The crew shouted a whoop of joy. These were the descendants of one of the greatest sailing nations ever to grace the open ocean. Ocean water ran in their veins. Kiera noticed the joy in their eyes as they shook their fists in the air and smacked each other on the back.

"A toast to a good voyage!" Thorfinn shouted.


It is always nice to find a page tuner—a novel with short, sharp chapters filled with enough action to keep the story moving along quickly. Christopher Dinsdale's novel, Stolen Away, does just that. Dinsdale keeps things progressing at a lively pace. In Stolen Away, a young woman named Kiera has been kidnapped and forcibly removed from her Irish homeland by marauding Viking invaders. Kiera was first taken to Greenland, but the novel actually commences after her removal to Vinland, in a North American Viking settlement on modern day Newfoundland. On a voyage of exploration in rough seas, Kiera is swept overboard. Severely battered, she washes ashore where red-faced Beothucks rescue her. Like the rest of their people, Chocan and his sister, Sooleawaa, paint their bodies and faces with ochre, giving a red-skinned demonic appearance far more intimidating than Kiera comes to know the Beothuck people to be. After being welcomed into the Beothuck community, however, Kiera is later captured by Thule warriors. As you can sense, Kiera passes from place to place at a rapid pace, and each new chapter might find her in new hands.

     Unfortunately, while the pace is one of the novel's strongest features, it occasionally also detracts from the reading experience. For instance, after Kiera is washed overboard in a storm, I assumed that the rest of the crew aboard the longboat were shipwrecked. Given the violence of the storm, I think this seems a logical conclusion for Kiera also to have drawn. Even though it turns out that this is not what did happen, it seems to me that Kiera would have inquired of her rescuers as to the fate of her companions. After all, Kiera had—despite her kidnapping—grown fond of the Viking people and had clearly taken a fancy toward one of the young men on the ship. After her rescue, I found myself flicking back many times to see if I could find any trace of Kiera asking (or, indeed, even wondering) what might have become of the others on the longboat. Alas, I could find no such concern, or even interest, in the fate of the others. It seemed to me to be an unlikely response (or lack of response) to the situation.
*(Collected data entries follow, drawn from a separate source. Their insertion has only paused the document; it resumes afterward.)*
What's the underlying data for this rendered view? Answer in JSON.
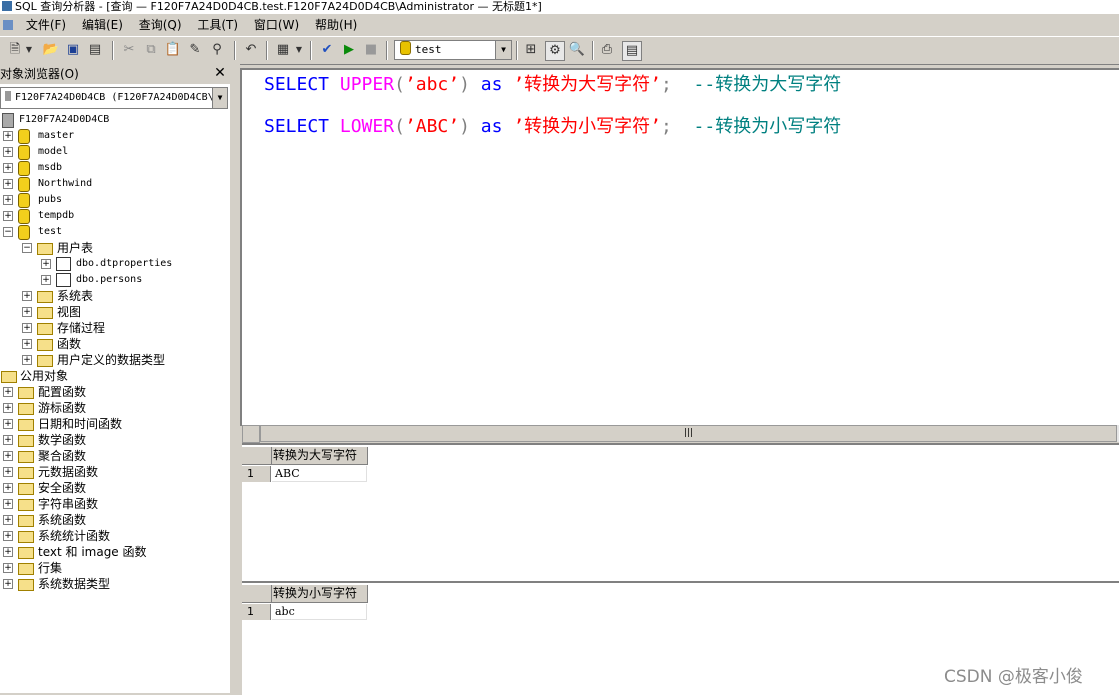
{
  "window": {
    "title": "SQL 查询分析器 - [查询 — F120F7A24D0D4CB.test.F120F7A24D0D4CB\\Administrator — 无标题1*]"
  },
  "menu": [
    "文件(F)",
    "编辑(E)",
    "查询(Q)",
    "工具(T)",
    "窗口(W)",
    "帮助(H)"
  ],
  "toolbar": {
    "icons": [
      "new-query-icon",
      "open-icon",
      "save-icon",
      "insert-template-icon",
      "cut-icon",
      "copy-icon",
      "paste-icon",
      "clear-icon",
      "find-icon",
      "undo-icon",
      "results-mode-icon",
      "parse-icon",
      "execute-icon",
      "cancel-icon",
      "object-browser-icon",
      "object-search-icon",
      "current-connection-icon",
      "results-pane-icon"
    ],
    "database": "test"
  },
  "object_browser": {
    "title": "对象浏览器(O)",
    "server_combo": "F120F7A24D0D4CB (F120F7A24D0D4CB\\",
    "root": "F120F7A24D0D4CB",
    "databases": [
      "master",
      "model",
      "msdb",
      "Northwind",
      "pubs",
      "tempdb",
      "test"
    ],
    "test_children": {
      "user_tables": "用户表",
      "tables": [
        "dbo.dtproperties",
        "dbo.persons"
      ],
      "others": [
        "系统表",
        "视图",
        "存储过程",
        "函数",
        "用户定义的数据类型"
      ]
    },
    "public_objects": "公用对象",
    "public_children": [
      "配置函数",
      "游标函数",
      "日期和时间函数",
      "数学函数",
      "聚合函数",
      "元数据函数",
      "安全函数",
      "字符串函数",
      "系统函数",
      "系统统计函数",
      "text 和 image 函数",
      "行集",
      "系统数据类型"
    ]
  },
  "editor": {
    "line1": {
      "kw1": "SELECT",
      "fn": "UPPER",
      "lp": "(",
      "arg": "’abc’",
      "rp": ")",
      "kw2": "as",
      "alias": "’转换为大写字符’",
      "semi": ";",
      "comment": "--转换为大写字符"
    },
    "line2": {
      "kw1": "SELECT",
      "fn": "LOWER",
      "lp": "(",
      "arg": "’ABC’",
      "rp": ")",
      "kw2": "as",
      "alias": "’转换为小写字符’",
      "semi": ";",
      "comment": "--转换为小写字符"
    }
  },
  "results": [
    {
      "column": "转换为大写字符",
      "row_number": "1",
      "value": "ABC"
    },
    {
      "column": "转换为小写字符",
      "row_number": "1",
      "value": "abc"
    }
  ],
  "watermark": "CSDN @极客小俊"
}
      Elsewhere, some of the language attributed to the characters is off-putting and seems improbable for the setting. On page 166, Kiera is paddling a canoe as angry Thule warriors pursue her and Chocan. Chocan and Kiera manage to exchange places, allowing Chocan to take the paddle without missing a beat. "Nice transfer," Kiera remarks. While I have no idea what types of things such people would say in such a setting, "nice transfer" smacks too much of Twenty-first Century-speak. On page 187, the Viking blacksmith, Bjarni, says, "You better not come crying for more nails tomorrow morning, because this is it. I'm through. I need tonight to organize my stuff for the voyage home. Nice place, this land. Love the trees. But I'd rather live in a village where the natives are more friendly." Again, I confess that I do not know what sort of phrases and turns of speech that Vikings used, but this example is another that somehow just does not seem to fit and, as a result, proves distracting.
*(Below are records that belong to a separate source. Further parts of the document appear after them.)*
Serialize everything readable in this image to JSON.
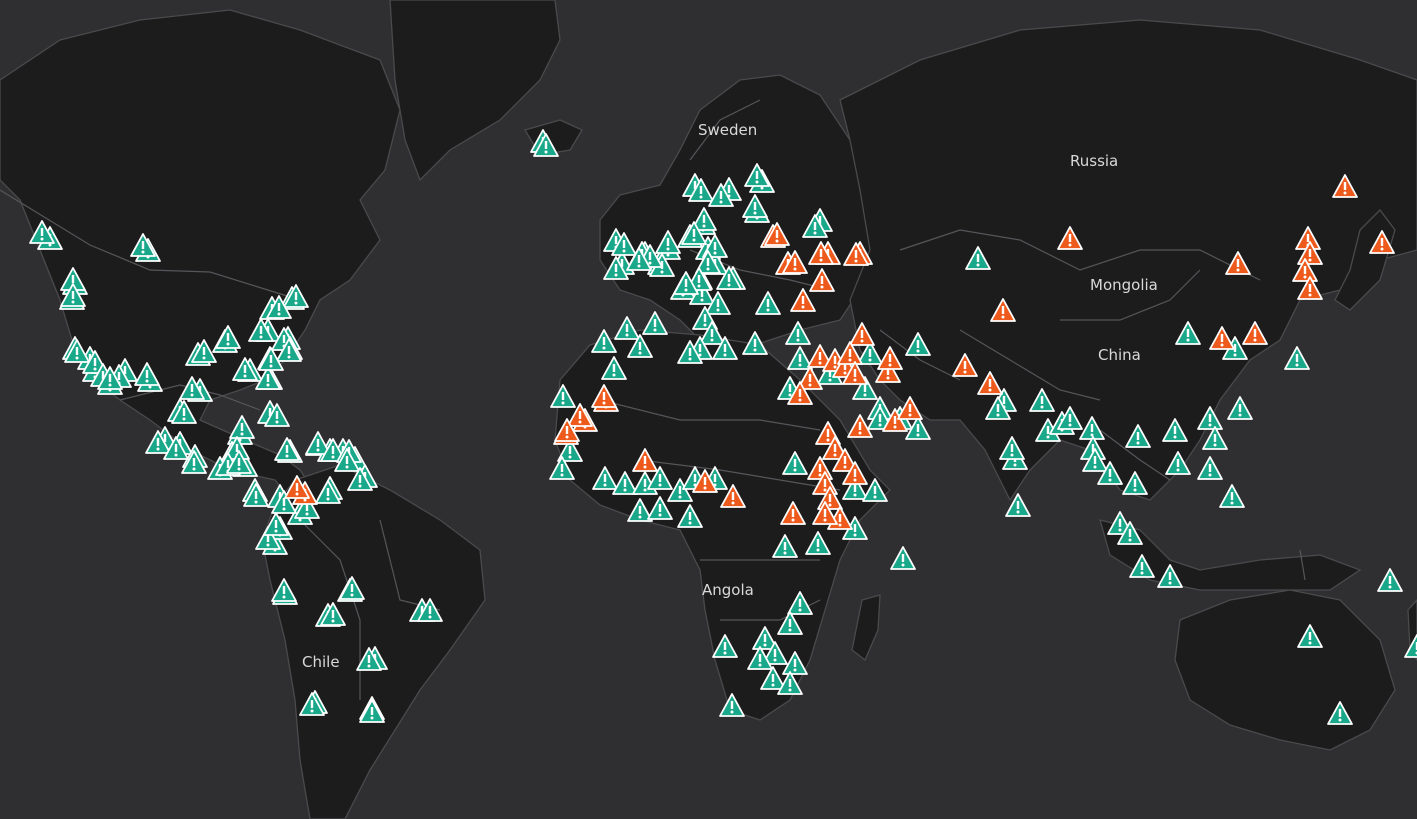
{
  "map": {
    "country_labels": [
      {
        "id": "sweden",
        "text": "Sweden"
      },
      {
        "id": "russia",
        "text": "Russia"
      },
      {
        "id": "mongolia",
        "text": "Mongolia"
      },
      {
        "id": "china",
        "text": "China"
      },
      {
        "id": "angola",
        "text": "Angola"
      },
      {
        "id": "chile",
        "text": "Chile"
      }
    ],
    "marker_icon": "warning-triangle-icon",
    "colors": {
      "ocean": "#2f2f31",
      "land": "#1c1c1d",
      "border": "#56565a",
      "green_marker": "#1aa88a",
      "orange_marker": "#ee5a1c",
      "label_text": "#d9d9d9"
    },
    "marker_counts": {
      "green": 225,
      "orange": 57
    }
  }
}
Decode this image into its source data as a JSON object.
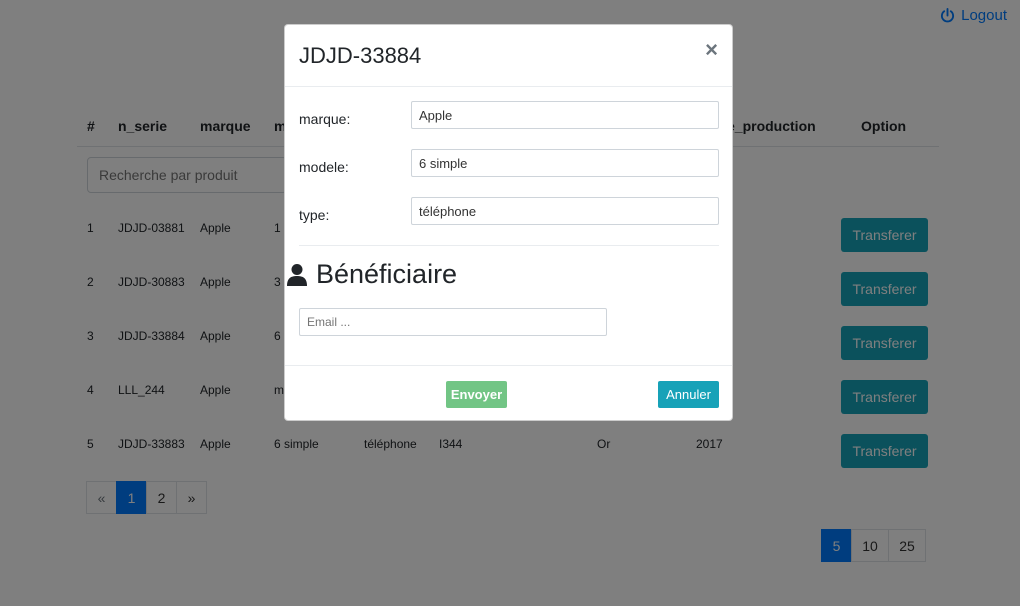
{
  "header": {
    "logout_label": "Logout"
  },
  "table": {
    "columns": [
      "#",
      "n_serie",
      "marque",
      "m",
      "e_production",
      "Option"
    ],
    "search_placeholder": "Recherche par produit",
    "rows": [
      {
        "index": "1",
        "n_serie": "JDJD-03881",
        "marque": "Apple",
        "modele": "1"
      },
      {
        "index": "2",
        "n_serie": "JDJD-30883",
        "marque": "Apple",
        "modele": "3"
      },
      {
        "index": "3",
        "n_serie": "JDJD-33884",
        "marque": "Apple",
        "modele": "6"
      },
      {
        "index": "4",
        "n_serie": "LLL_244",
        "marque": "Apple",
        "modele": "m"
      },
      {
        "index": "5",
        "n_serie": "JDJD-33883",
        "marque": "Apple",
        "modele": "6 simple",
        "type": "téléphone",
        "ref": "I344",
        "couleur": "Or",
        "annee": "2017"
      }
    ],
    "action_label": "Transferer"
  },
  "pagination": {
    "prev": "«",
    "pages": [
      "1",
      "2"
    ],
    "next": "»",
    "page_sizes": [
      "5",
      "10",
      "25"
    ]
  },
  "modal": {
    "title": "JDJD-33884",
    "close": "×",
    "fields": [
      {
        "label": "marque:",
        "value": "Apple"
      },
      {
        "label": "modele:",
        "value": "6 simple"
      },
      {
        "label": "type:",
        "value": "téléphone"
      }
    ],
    "beneficiary_heading": "Bénéficiaire",
    "email_placeholder": "Email ...",
    "send_label": "Envoyer",
    "cancel_label": "Annuler"
  },
  "colors": {
    "primary": "#007bff",
    "info": "#17a2b8",
    "success": "#28a745"
  }
}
      Despite these criticisms, Stolen Away is an enjoyable and educational read. Children will benefit from this engaging opportunity to learn about the Viking experience and to consider the impact of early Viking and First Nation North American contact. Beyond that, children will enjoy reading an action-packed adventure with a strong female protagonist and interesting male characters.


Gregory Bryan is a member of the Faculty of Education at the University of Manitoba in Winnipeg, MB.